Kmart Games in the Classroom

I love using games in my classroom for two reasons: 1) they can be adapted to reinforce absolutely ANY subject area and 2) my students have so much fun that they don’t even realize they’re learning!

I’ve written about this before with my Print and Play series but I also use purchased board games and modify them to suit my class needs. The best place to buy these games that I have found honestly is Kmart.

At anywhere from $1 to $5 per game, my rather extensive (and growing!) collection includes ‘Don’t Fall Down’, ‘Tumbling Towers’, and ‘Who Is It?‘ just to name a few. I also find myself drawn to the incredible cheaper items such as the mini erasers, pizza erasers, wooden noughts and crosses sets and mini bowling sets and devising cool ways to use these. At around $1 per set why wouldn’t you?


With my collection growing, I needed a way of storing all of my resources that works for me. I have found that the easiest way to store the games is to use  plastic tubs. It keeps everything neatly organised and for each session I can quickly just glance at the label, grab the box and go!   I also keep a laminated copy of the corresponding worksheets inside the box.   That way everything is together and I don’t need to go hunting for anything.


Larger boxed games are kept in a centrally located tub in the classroom labeled ‘Board Games’.


The best games are the ones that can be used in more than one way. For example, the mini bowling set is ideal for practicing multiplication, addition and subtraction skills, while noughts and crosses can be utilized for tallying and graphing…


or ‘Don’t Fall Down’ (the Kmart version of ‘Twister’) for sight words, graphing and probability…


or ‘Who Is It?’ (the Kmart version of ‘Guess Who?’) can be utilised for Math, English, Science – the options are endless!

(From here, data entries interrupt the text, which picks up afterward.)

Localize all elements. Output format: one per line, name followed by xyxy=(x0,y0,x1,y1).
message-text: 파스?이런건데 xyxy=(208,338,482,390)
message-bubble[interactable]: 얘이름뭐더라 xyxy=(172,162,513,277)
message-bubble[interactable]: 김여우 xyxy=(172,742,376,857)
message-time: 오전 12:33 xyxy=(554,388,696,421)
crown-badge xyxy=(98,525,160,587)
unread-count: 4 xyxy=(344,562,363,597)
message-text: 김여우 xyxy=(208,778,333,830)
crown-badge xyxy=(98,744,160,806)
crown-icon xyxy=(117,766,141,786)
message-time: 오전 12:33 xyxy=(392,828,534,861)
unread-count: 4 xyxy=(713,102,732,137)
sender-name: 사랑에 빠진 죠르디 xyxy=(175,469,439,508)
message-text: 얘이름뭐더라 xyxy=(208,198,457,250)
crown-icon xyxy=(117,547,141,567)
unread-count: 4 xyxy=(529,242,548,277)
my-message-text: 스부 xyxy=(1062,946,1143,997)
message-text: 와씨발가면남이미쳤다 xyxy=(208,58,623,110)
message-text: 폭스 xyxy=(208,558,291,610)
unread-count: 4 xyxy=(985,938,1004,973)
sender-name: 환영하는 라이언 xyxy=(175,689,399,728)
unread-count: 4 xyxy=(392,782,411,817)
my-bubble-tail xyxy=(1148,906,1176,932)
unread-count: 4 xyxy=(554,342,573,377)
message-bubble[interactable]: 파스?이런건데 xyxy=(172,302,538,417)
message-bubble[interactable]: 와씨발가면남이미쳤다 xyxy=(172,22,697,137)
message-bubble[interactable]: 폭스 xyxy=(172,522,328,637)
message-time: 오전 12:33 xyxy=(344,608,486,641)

To help you take advantage of any Kmart games you buy, check out this resource. It includes printable recording sheets, games suggests and activities to help you on your gaming journey. For the majority of the games, the prep is extremely minimal; all you need to do is print off the recording sheet, grab your game and play!


I hope this inspires you to have more fun with your class. I’d love to hear how you use games in the classroom to encourage hands-on learning.